Business

JR Custom Metal Products still evolving, diversifying

Jesus Raul Martinez taught his children that the family business couldn't stand pat and remain successful.

That went for what the business does, how it does it, and for whom it does it.

"He liked being on the leading edge of technology," Jorge Martinez said of his father, who started JR Custom Metal Products in 1974. "He was always trying to find new ways to do things."

Four of Jesus Martinez's children followed him into the business, which is now located in an 87,000-square-foot facility at 2237 S. West St. Court. Patricia Koehler is the company's president, Raul Martinez is an engineer and vice president, Jorge Martinez is in sales and marketing, and Maria Kailer is in accounting.

The company produces and often designs finished metal products and components for the agriculture, construction, transportation, oil and other industries. It employs 88 people.

"Senor," as the elder Martinez came to be known, immigrated to the United States in 1956. Working first out of his garage in south Wichita with not much more than a welding gun and a tape measure, he did repairs on the cutting floors of meatpacking plants. Martinez spoke little English but had learned to work with metal from his father in Mexico.

"He had quite the personality and at the same time was very persistent," Koehler said of her father.

When the meatpacking plants left for western Kansas, Martinez worked on conveyor systems and other parts of the grain elevators in north Wichita, making his own headquarters in a succession of ever-larger buildings.

The company then became a supplier of material-handling equipment for the aircraft industry, moving to southwest Wichita to be closer to those customers and the major highways traversed by its own suppliers. As that industry experienced a downturn, the company has gone into producing parts for equipment manufacturers such as CNH.

"They're becoming more assembly lines," Koehler said of the sector, which are known as original equipment manufacturers. "Their expertise is the design and assembly. They outsource a lot of the components."

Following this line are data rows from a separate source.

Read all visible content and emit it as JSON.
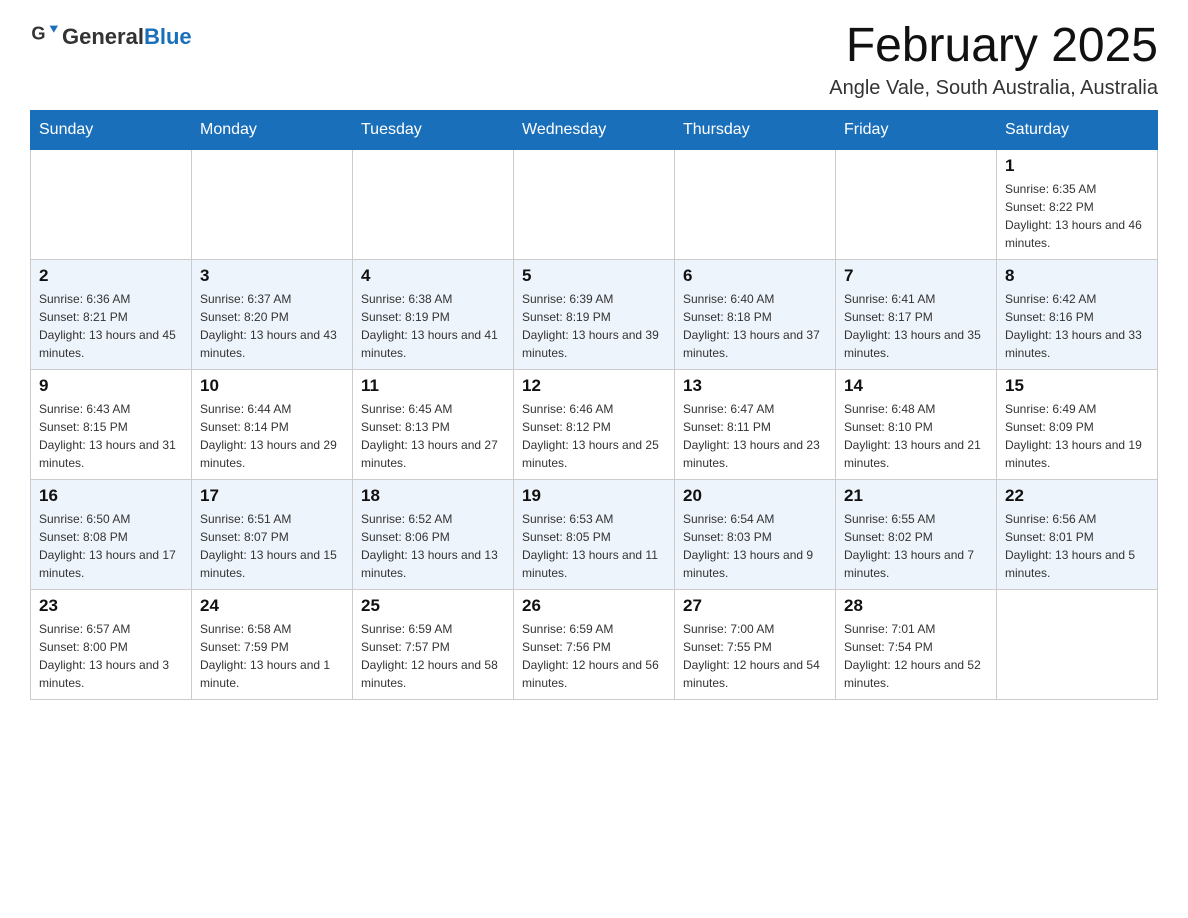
{
  "header": {
    "logo_general": "General",
    "logo_blue": "Blue",
    "title": "February 2025",
    "subtitle": "Angle Vale, South Australia, Australia"
  },
  "days_of_week": [
    "Sunday",
    "Monday",
    "Tuesday",
    "Wednesday",
    "Thursday",
    "Friday",
    "Saturday"
  ],
  "weeks": [
    {
      "days": [
        {
          "date": "",
          "info": ""
        },
        {
          "date": "",
          "info": ""
        },
        {
          "date": "",
          "info": ""
        },
        {
          "date": "",
          "info": ""
        },
        {
          "date": "",
          "info": ""
        },
        {
          "date": "",
          "info": ""
        },
        {
          "date": "1",
          "info": "Sunrise: 6:35 AM\nSunset: 8:22 PM\nDaylight: 13 hours and 46 minutes."
        }
      ]
    },
    {
      "days": [
        {
          "date": "2",
          "info": "Sunrise: 6:36 AM\nSunset: 8:21 PM\nDaylight: 13 hours and 45 minutes."
        },
        {
          "date": "3",
          "info": "Sunrise: 6:37 AM\nSunset: 8:20 PM\nDaylight: 13 hours and 43 minutes."
        },
        {
          "date": "4",
          "info": "Sunrise: 6:38 AM\nSunset: 8:19 PM\nDaylight: 13 hours and 41 minutes."
        },
        {
          "date": "5",
          "info": "Sunrise: 6:39 AM\nSunset: 8:19 PM\nDaylight: 13 hours and 39 minutes."
        },
        {
          "date": "6",
          "info": "Sunrise: 6:40 AM\nSunset: 8:18 PM\nDaylight: 13 hours and 37 minutes."
        },
        {
          "date": "7",
          "info": "Sunrise: 6:41 AM\nSunset: 8:17 PM\nDaylight: 13 hours and 35 minutes."
        },
        {
          "date": "8",
          "info": "Sunrise: 6:42 AM\nSunset: 8:16 PM\nDaylight: 13 hours and 33 minutes."
        }
      ]
    },
    {
      "days": [
        {
          "date": "9",
          "info": "Sunrise: 6:43 AM\nSunset: 8:15 PM\nDaylight: 13 hours and 31 minutes."
        },
        {
          "date": "10",
          "info": "Sunrise: 6:44 AM\nSunset: 8:14 PM\nDaylight: 13 hours and 29 minutes."
        },
        {
          "date": "11",
          "info": "Sunrise: 6:45 AM\nSunset: 8:13 PM\nDaylight: 13 hours and 27 minutes."
        },
        {
          "date": "12",
          "info": "Sunrise: 6:46 AM\nSunset: 8:12 PM\nDaylight: 13 hours and 25 minutes."
        },
        {
          "date": "13",
          "info": "Sunrise: 6:47 AM\nSunset: 8:11 PM\nDaylight: 13 hours and 23 minutes."
        },
        {
          "date": "14",
          "info": "Sunrise: 6:48 AM\nSunset: 8:10 PM\nDaylight: 13 hours and 21 minutes."
        },
        {
          "date": "15",
          "info": "Sunrise: 6:49 AM\nSunset: 8:09 PM\nDaylight: 13 hours and 19 minutes."
        }
      ]
    },
    {
      "days": [
        {
          "date": "16",
          "info": "Sunrise: 6:50 AM\nSunset: 8:08 PM\nDaylight: 13 hours and 17 minutes."
        },
        {
          "date": "17",
          "info": "Sunrise: 6:51 AM\nSunset: 8:07 PM\nDaylight: 13 hours and 15 minutes."
        },
        {
          "date": "18",
          "info": "Sunrise: 6:52 AM\nSunset: 8:06 PM\nDaylight: 13 hours and 13 minutes."
        },
        {
          "date": "19",
          "info": "Sunrise: 6:53 AM\nSunset: 8:05 PM\nDaylight: 13 hours and 11 minutes."
        },
        {
          "date": "20",
          "info": "Sunrise: 6:54 AM\nSunset: 8:03 PM\nDaylight: 13 hours and 9 minutes."
        },
        {
          "date": "21",
          "info": "Sunrise: 6:55 AM\nSunset: 8:02 PM\nDaylight: 13 hours and 7 minutes."
        },
        {
          "date": "22",
          "info": "Sunrise: 6:56 AM\nSunset: 8:01 PM\nDaylight: 13 hours and 5 minutes."
        }
      ]
    },
    {
      "days": [
        {
          "date": "23",
          "info": "Sunrise: 6:57 AM\nSunset: 8:00 PM\nDaylight: 13 hours and 3 minutes."
        },
        {
          "date": "24",
          "info": "Sunrise: 6:58 AM\nSunset: 7:59 PM\nDaylight: 13 hours and 1 minute."
        },
        {
          "date": "25",
          "info": "Sunrise: 6:59 AM\nSunset: 7:57 PM\nDaylight: 12 hours and 58 minutes."
        },
        {
          "date": "26",
          "info": "Sunrise: 6:59 AM\nSunset: 7:56 PM\nDaylight: 12 hours and 56 minutes."
        },
        {
          "date": "27",
          "info": "Sunrise: 7:00 AM\nSunset: 7:55 PM\nDaylight: 12 hours and 54 minutes."
        },
        {
          "date": "28",
          "info": "Sunrise: 7:01 AM\nSunset: 7:54 PM\nDaylight: 12 hours and 52 minutes."
        },
        {
          "date": "",
          "info": ""
        }
      ]
    }
  ]
}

The company isn't through evolving yet.

Jorge Martinez talked enthusiastically about a new 6,000-watt laser metal cutter that will allow the company to cut through thicker steel with high accuracy, opening different lines of business. And Koehler said the company has plans to become involved in the wind energy industry.

One of the strategies her father stressed, she said, was not to become too dependent on any one customer or industry. That diversity can be seen around Wichita, where the company has produced, among other things, trolleys that cruise Old Town, the huge fender-shaped marquee at Indian Motorcycles and colorful "wind spinners" on the Sedgwick County Park playground.

Another relatively new project is providing huge metal spools for the flexible plumbing tubing produced by Viega in McPherson. JR Custom Metal does business across the region and nation.

Jesus Raul Martinez died two years ago. Even in retirement, he could often be found on the plant floor. Today a statue of him stands in front of the business with the inscription: "Small opportunities are often the beginning of great achievements."

Asked how the four siblings manage to work together, not always an easy feat, Koehler said it may have had something to do with their upbringing.

"My dad would say, 'You're going to be an engineer, you're going to be an accountant, you're going to be this or that.' And we'd sit there and say, 'OK.' When people ask us what our children are going to do, it's like, 'Whatever they aspired to do.' "

But, she noted, several members of that next generation are majoring in business or engineering fields and have worked summers in the business.

"They're starting to dabble in it," she said.